Hong Kong’s top court on Tuesday ordered media and business mogul Jimmy Lai charged with fraud and colluding with foreign forces to stay behind bars, media reports said.
The court’s decision was attributed to National Security Law, according to the South China Morning Post, SCMP.
Earlier, a judge had released him on an HK Dollar 10 million bond (1.29 million dollars) bail.
As per the new rulings, Chief Justice Andrew Cheung Kui-nung said the earlier order was an erroneous interpretation of key provisions in the National Security Law.
However, he said Lai might apply for bail once again at the High Court, as the Court of Final Appeal lacked jurisdiction to handle his application.
Lai, founder of the Next Digital media group and the tabloid-style Apple Daily newspaper, was placed under house arrest on Dec. 23 after the High Court ruled he had an arguable defence for both charges and was unlikely to abscond.
He resigned as Next Digital’s chairman and executive director two days before the Court of Final Appeal sent him back to jail on New Year’s Eve.
That decision was made after the top court ruled prosecutors could appeal against the lower court’s reading of Article 42(2) of the Beijing-imposed security law, which also criminalises acts of secession, subversion and terrorism.
The clause specifies that “no bail shall be granted to a criminal suspect or defendant unless the judge has sufficient grounds for believing [they] will not continue to commit acts endangering national security.”
Though they raised no objection to Lai’s bail with respect to the fraud allegation, prosecutors did argue he should be remanded over the collusion charge.
The prosecution argued that Article 42(2) appeared to suggest bail should not be given to defendants in security law cases unless there were compelling reasons to do so.
Lai’s case is the first time the Court of Final Appeal, established in 1997 when the city was handed back to China by the British, has tackled proceedings stemming from the security law.
It was imposed on the city by the central government in June of last year.
The appeal was heard before Chief Justice Cheung, permanent justices Roberto Ribeiro and Joseph Fok, and non-permanent local judges Patrick Chan Siu-oi and Frank Stock.
No overseas judges presided over the hearing, a rare omission for cases before the top court.
Lai was the first defendant to be released on bail after being charged under the security law, prompting Chinese state media to sharply criticise the decision and warned that mainland authorities could take over the case.

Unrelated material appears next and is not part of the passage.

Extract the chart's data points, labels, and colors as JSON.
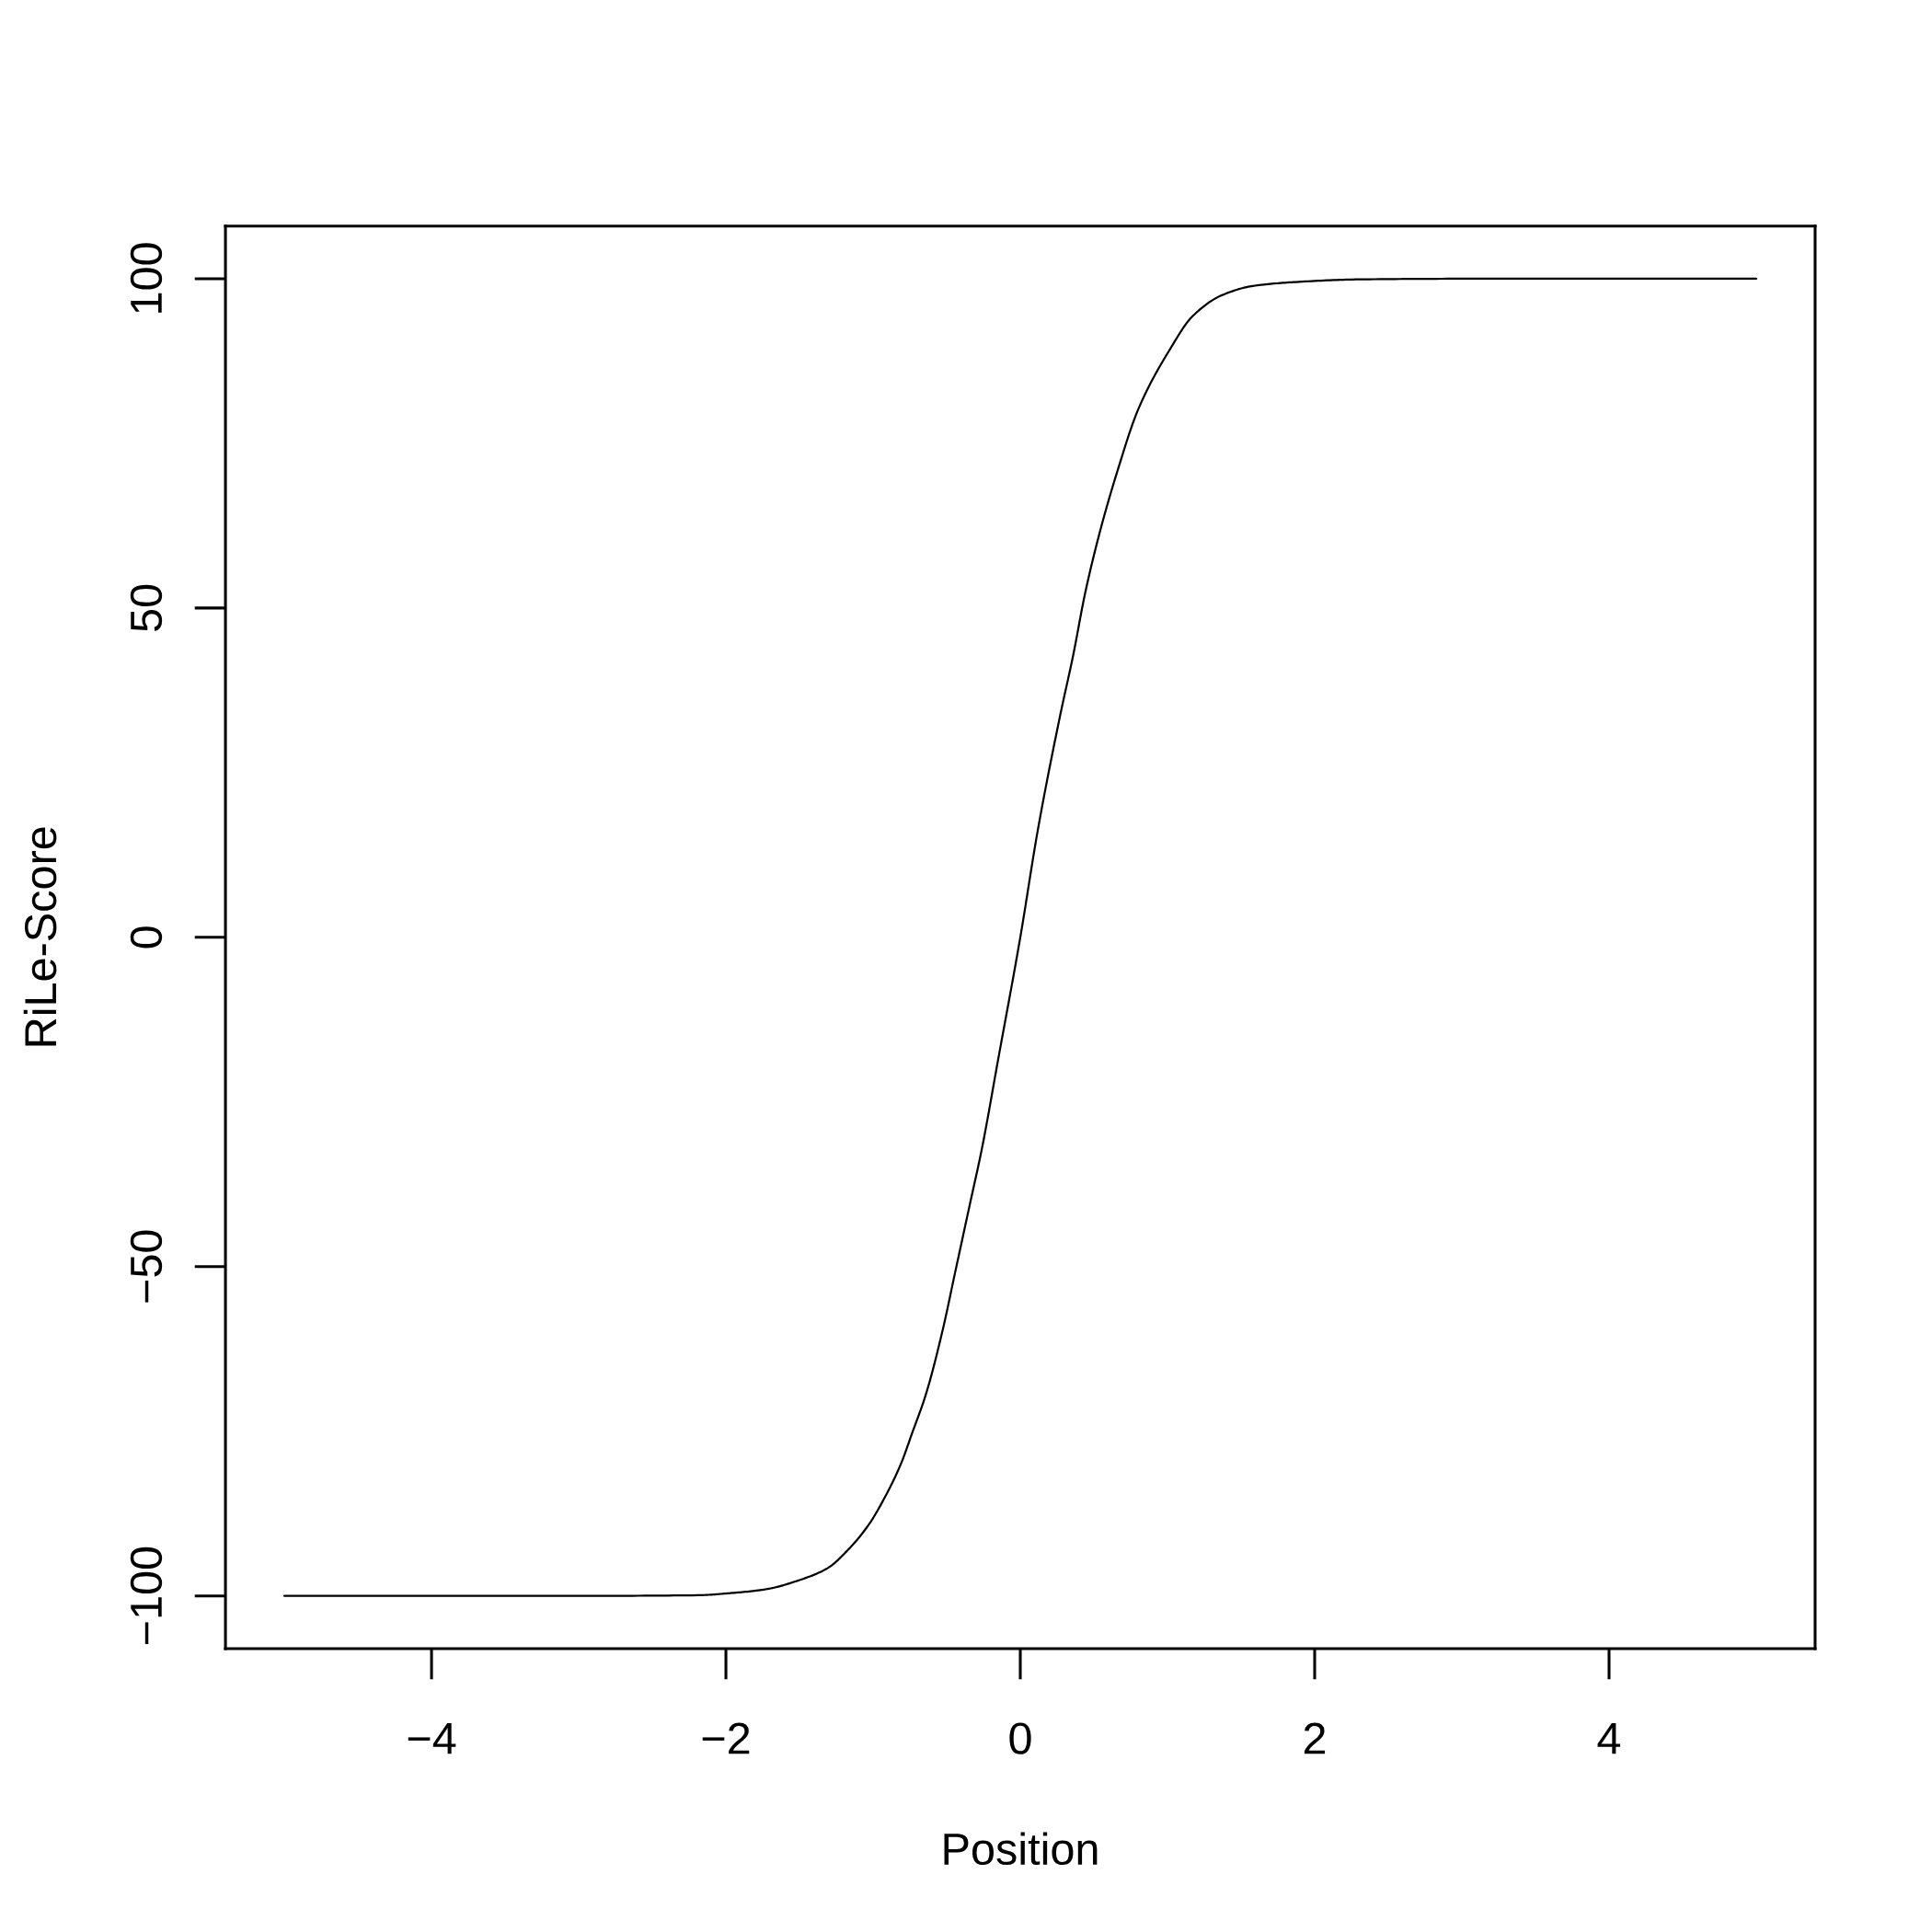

Lai was first charged with fraud on Dec. 3, alongside two senior Next Digital executives, over the alleged improper use of office space at the company’s headquarters in Tseung Kwan O.
He was the only defendant denied bail on that occasion.
One week later, he was charged with colluding with foreign forces in a separate case, with his bail application similarly dismissed, only for it to be later granted by the High Court upon review.
Both cases are set to return to West Kowloon Court on April 16.